During the rebuilding operation, the N elements of the total order are split into O ( N / log ⁡ N ) contiguous sublists, each of size Ω ( log ⁡ N ) . A path-labeled scapegoat tree is constructed on a set of nodes representing each of the sublists in their original list order. For each sublist a doubly-linked list of its elements is built storing with each element a pointer to its representative in the tree as well as a local integer label. These local labels are independent of the labels used in the tree and are used to compare any two elements of the same sublist. The elements of a sublist are given the local labels log ⁡ N , 2 log ⁡ N , … , log 2 ⁡ N , … , in their original list order.

Order

Given the sublist nodes X and Y, order(X, Y) can be answered by first checking if the two nodes are in the same sublist. If so, their order can be determined by comparing their local labels. Otherwise the path labels of their representatives in the tree are compared. This takes constant time.

Insert

Given a new sublist node for X and a pointer to the sublist node Y, insert(X, Y) inserts X immediately after Y in the sublist of Y. If X is inserted at the end of the sublist, it is given the local label ℓ ( Y ) + log ⁡ N , where ℓ ( Y ) is the local label of Y; otherwise, if possible, it is labeled with the floor of the average of the local labels of its two neighbours. This easy case takes constant time.

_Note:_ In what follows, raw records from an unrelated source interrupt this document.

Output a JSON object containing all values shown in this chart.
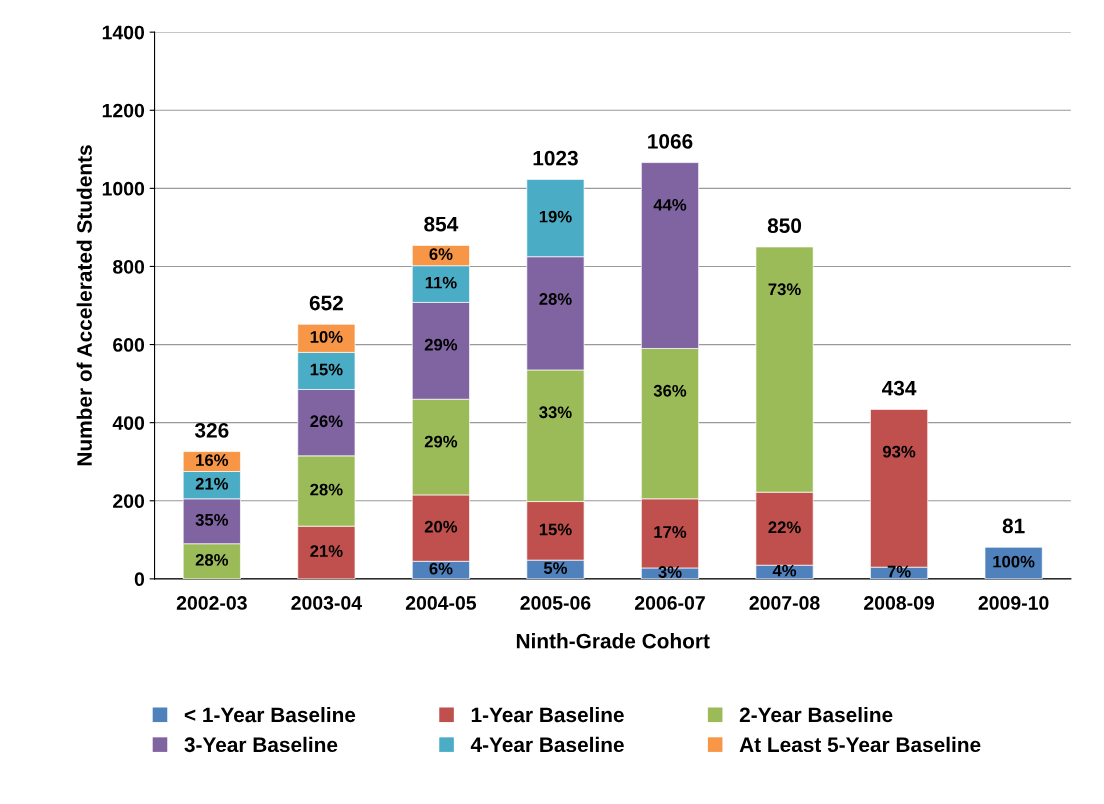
{
  "chart_data": {
    "type": "bar",
    "stacked": true,
    "xlabel": "Ninth-Grade Cohort",
    "ylabel": "Number of Accelerated Students",
    "categories": [
      "2002-03",
      "2003-04",
      "2004-05",
      "2005-06",
      "2006-07",
      "2007-08",
      "2008-09",
      "2009-10"
    ],
    "series": [
      {
        "name": "< 1-Year Baseline",
        "color": "#4f81bd",
        "values": [
          null,
          null,
          45,
          48,
          28,
          35,
          30,
          81
        ]
      },
      {
        "name": "1-Year Baseline",
        "color": "#c0504d",
        "values": [
          null,
          135,
          170,
          150,
          177,
          187,
          404,
          null
        ]
      },
      {
        "name": "2-Year Baseline",
        "color": "#9bbb59",
        "values": [
          90,
          180,
          245,
          337,
          385,
          628,
          null,
          null
        ]
      },
      {
        "name": "3-Year Baseline",
        "color": "#8064a2",
        "values": [
          115,
          170,
          248,
          290,
          476,
          null,
          null,
          null
        ]
      },
      {
        "name": "4-Year Baseline",
        "color": "#4bacc6",
        "values": [
          70,
          95,
          94,
          198,
          null,
          null,
          null,
          null
        ]
      },
      {
        "name": "At Least 5-Year Baseline",
        "color": "#f79646",
        "values": [
          51,
          72,
          52,
          null,
          null,
          null,
          null,
          null
        ]
      }
    ],
    "annotations": [
      {
        "text": "28%",
        "x": "2002-03",
        "y": 90
      },
      {
        "text": "35%",
        "x": "2002-03",
        "y": 205
      },
      {
        "text": "21%",
        "x": "2002-03",
        "y": 275
      },
      {
        "text": "16%",
        "x": "2002-03",
        "y": 326
      },
      {
        "text": "21%",
        "x": "2003-04",
        "y": 135
      },
      {
        "text": "28%",
        "x": "2003-04",
        "y": 315
      },
      {
        "text": "26%",
        "x": "2003-04",
        "y": 485
      },
      {
        "text": "15%",
        "x": "2003-04",
        "y": 580
      },
      {
        "text": "10%",
        "x": "2003-04",
        "y": 652
      },
      {
        "text": "6%",
        "x": "2004-05",
        "y": 45
      },
      {
        "text": "20%",
        "x": "2004-05",
        "y": 215
      },
      {
        "text": "29%",
        "x": "2004-05",
        "y": 460
      },
      {
        "text": "29%",
        "x": "2004-05",
        "y": 708
      },
      {
        "text": "11%",
        "x": "2004-05",
        "y": 802
      },
      {
        "text": "6%",
        "x": "2004-05",
        "y": 854
      },
      {
        "text": "5%",
        "x": "2005-06",
        "y": 48
      },
      {
        "text": "15%",
        "x": "2005-06",
        "y": 198
      },
      {
        "text": "33%",
        "x": "2005-06",
        "y": 535
      },
      {
        "text": "28%",
        "x": "2005-06",
        "y": 825
      },
      {
        "text": "19%",
        "x": "2005-06",
        "y": 1023
      },
      {
        "text": "3%",
        "x": "2006-07",
        "y": 28
      },
      {
        "text": "17%",
        "x": "2006-07",
        "y": 205
      },
      {
        "text": "36%",
        "x": "2006-07",
        "y": 590
      },
      {
        "text": "44%",
        "x": "2006-07",
        "y": 1066
      },
      {
        "text": "4%",
        "x": "2007-08",
        "y": 35
      },
      {
        "text": "22%",
        "x": "2007-08",
        "y": 222
      },
      {
        "text": "73%",
        "x": "2007-08",
        "y": 850
      },
      {
        "text": "7%",
        "x": "2008-09",
        "y": 30
      },
      {
        "text": "93%",
        "x": "2008-09",
        "y": 434
      },
      {
        "text": "100%",
        "x": "2009-10",
        "y": 81
      }
    ],
    "totals": [
      "326",
      "652",
      "854",
      "1023",
      "1066",
      "850",
      "434",
      "81"
    ],
    "ylim": [
      0,
      1400
    ],
    "yticks": [
      0,
      200,
      400,
      600,
      800,
      1000,
      1200,
      1400
    ],
    "grid": "y",
    "legend": "bottom"
  }
}
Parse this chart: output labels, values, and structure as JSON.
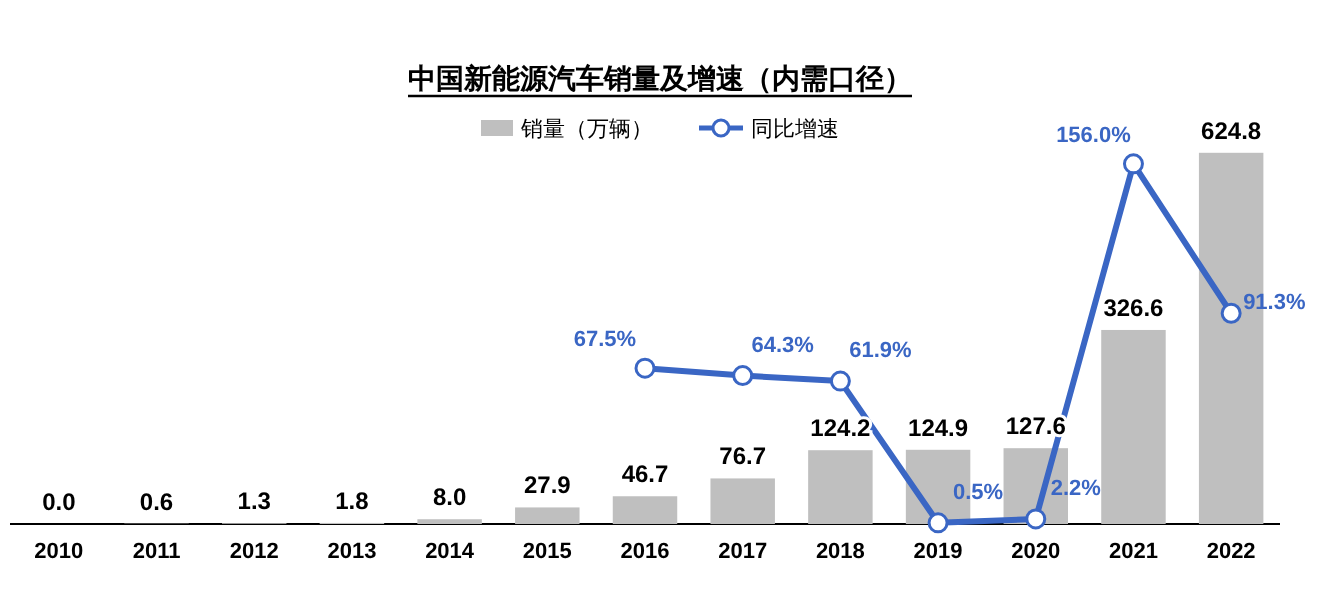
{
  "chart_data": {
    "type": "bar",
    "title": "中国新能源汽车销量及增速（内需口径）",
    "categories": [
      "2010",
      "2011",
      "2012",
      "2013",
      "2014",
      "2015",
      "2016",
      "2017",
      "2018",
      "2019",
      "2020",
      "2021",
      "2022"
    ],
    "series": [
      {
        "name": "销量（万辆）",
        "color": "#bfbfbf",
        "values": [
          0.0,
          0.6,
          1.3,
          1.8,
          8.0,
          27.9,
          46.7,
          76.7,
          124.2,
          124.9,
          127.6,
          326.6,
          624.8
        ],
        "value_labels": [
          "0.0",
          "0.6",
          "1.3",
          "1.8",
          "8.0",
          "27.9",
          "46.7",
          "76.7",
          "124.2",
          "124.9",
          "127.6",
          "326.6",
          "624.8"
        ]
      },
      {
        "name": "同比增速",
        "type": "line",
        "axis": "y2",
        "color": "#3a66c4",
        "marker": "circle",
        "values": [
          null,
          null,
          null,
          null,
          null,
          null,
          67.5,
          64.3,
          61.9,
          0.5,
          2.2,
          156.0,
          91.3
        ],
        "value_labels": [
          null,
          null,
          null,
          null,
          null,
          null,
          "67.5%",
          "64.3%",
          "61.9%",
          "0.5%",
          "2.2%",
          "156.0%",
          "91.3%"
        ]
      }
    ],
    "ylim": [
      0,
      680
    ],
    "y2lim": [
      0,
      175
    ],
    "tick_labels": "x",
    "legend": "top"
  }
}
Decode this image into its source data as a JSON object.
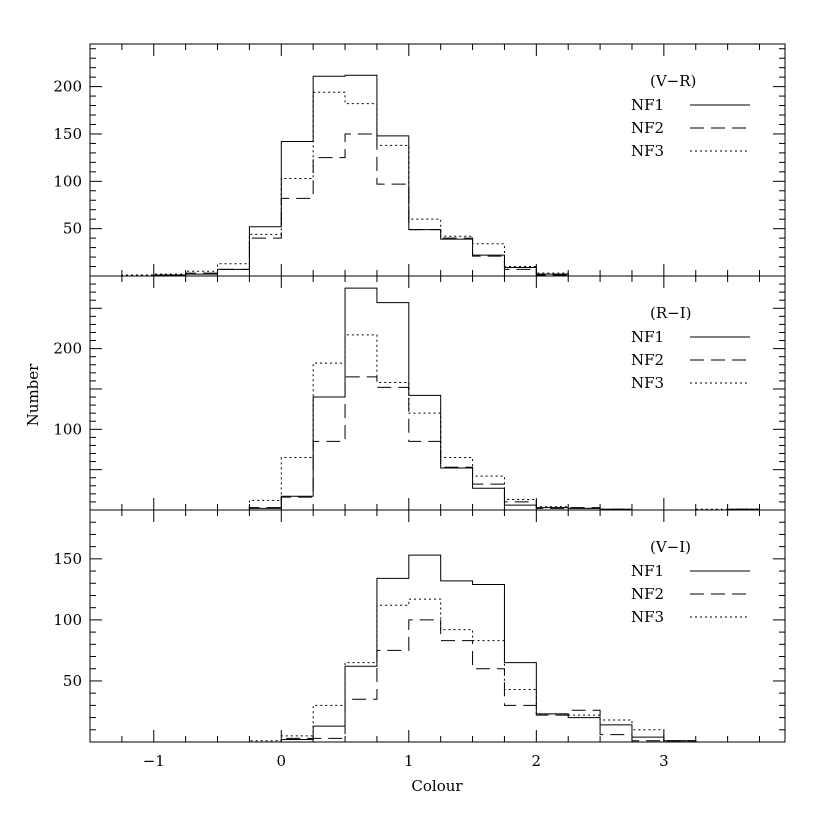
{
  "chart_data": {
    "type": "histogram",
    "xlabel": "Colour",
    "ylabel": "Number",
    "xlim": [
      -1.5,
      3.95
    ],
    "xticks": [
      -1,
      0,
      1,
      2,
      3
    ],
    "xtick_labels": [
      "−1",
      "0",
      "1",
      "2",
      "3"
    ],
    "bin_edges": [
      -1.25,
      -1.0,
      -0.75,
      -0.5,
      -0.25,
      0.0,
      0.25,
      0.5,
      0.75,
      1.0,
      1.25,
      1.5,
      1.75,
      2.0,
      2.25,
      2.5,
      2.75,
      3.0,
      3.25,
      3.5,
      3.75
    ],
    "legend_placement": "top-right",
    "panels": [
      {
        "label": "(V−R)",
        "ylim": [
          0,
          245
        ],
        "yticks": [
          50,
          100,
          150,
          200
        ],
        "series": [
          {
            "name": "NF1",
            "style": "solid",
            "values": [
              0,
              1,
              2,
              7,
              52,
              142,
              211,
              212,
              148,
              49,
              39,
              22,
              9,
              2,
              0,
              0,
              0,
              0,
              0,
              0
            ]
          },
          {
            "name": "NF2",
            "style": "dashed",
            "values": [
              0,
              1,
              3,
              7,
              40,
              82,
              125,
              150,
              97,
              49,
              40,
              21,
              7,
              1,
              0,
              0,
              0,
              0,
              0,
              0
            ]
          },
          {
            "name": "NF3",
            "style": "dotted",
            "values": [
              1,
              2,
              5,
              13,
              44,
              103,
              194,
              182,
              138,
              60,
              42,
              34,
              10,
              3,
              0,
              0,
              0,
              0,
              0,
              0
            ]
          }
        ]
      },
      {
        "label": "(R−I)",
        "ylim": [
          0,
          290
        ],
        "yticks": [
          100,
          200
        ],
        "series": [
          {
            "name": "NF1",
            "style": "solid",
            "values": [
              0,
              0,
              0,
              0,
              2,
              17,
              140,
              275,
              257,
              142,
              52,
              27,
              6,
              3,
              2,
              1,
              0,
              0,
              0,
              1
            ]
          },
          {
            "name": "NF2",
            "style": "dashed",
            "values": [
              0,
              0,
              0,
              0,
              3,
              16,
              85,
              165,
              152,
              85,
              53,
              32,
              10,
              2,
              3,
              1,
              0,
              0,
              0,
              1
            ]
          },
          {
            "name": "NF3",
            "style": "dotted",
            "values": [
              0,
              0,
              0,
              0,
              12,
              65,
              182,
              217,
              158,
              120,
              65,
              42,
              13,
              4,
              2,
              1,
              0,
              0,
              1,
              1
            ]
          }
        ]
      },
      {
        "label": "(V−I)",
        "ylim": [
          0,
          190
        ],
        "yticks": [
          50,
          100,
          150
        ],
        "series": [
          {
            "name": "NF1",
            "style": "solid",
            "values": [
              0,
              0,
              0,
              0,
              0,
              2,
              13,
              62,
              134,
              153,
              132,
              129,
              65,
              23,
              20,
              14,
              4,
              1,
              0,
              0
            ]
          },
          {
            "name": "NF2",
            "style": "dashed",
            "values": [
              0,
              0,
              0,
              0,
              0,
              3,
              3,
              35,
              75,
              100,
              83,
              60,
              30,
              22,
              26,
              6,
              1,
              1,
              0,
              0
            ]
          },
          {
            "name": "NF3",
            "style": "dotted",
            "values": [
              0,
              0,
              0,
              0,
              1,
              5,
              30,
              65,
              112,
              117,
              92,
              83,
              43,
              23,
              22,
              18,
              10,
              1,
              0,
              0
            ]
          }
        ]
      }
    ]
  }
}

In the hard case, the neighbours of X have contiguous local labels and the sublist has to be rebuilt. However, in this case at least log ⁡ N − 1 elements have been added to the sublist since it was first built. Then we can afford to spend a linear amount of time in the size of the sublist to rebuild it and possibly split it into smaller sublists without affecting the amortized cost of insertion by any more than a constant.

If the sublist has size k then we split it into O ( k / log ⁡ N ) contiguous sublists of size O ( log ⁡ N ) , locally labeling each new sublist as described above and pointing each element of a sublist to a new representative node to be inserted into the tree. It takes O ( k ) time to construct the sublists. Since we do not allow empty sublists, there are at most n ≤ 2 N of them and so a representative can be inserted into the tree in O ( log ⁡ N ) time. Hence, it takes O ( k ) time to insert all of the new representatives into the tree.

Delete

Given a sublist node X to be deleted, delete(X) simply removes X from its sublist in constant time. If this leaves the sublist empty, then we need to remove the representative of the sublist from the tree. Since at least Ω ( log ⁡ N ) elements were deleted from the sublist since it was first built we can afford to spend the O ( log ⁡ N ) time it takes to remove the representative without affecting the amortized cost of deletion by any more than a constant.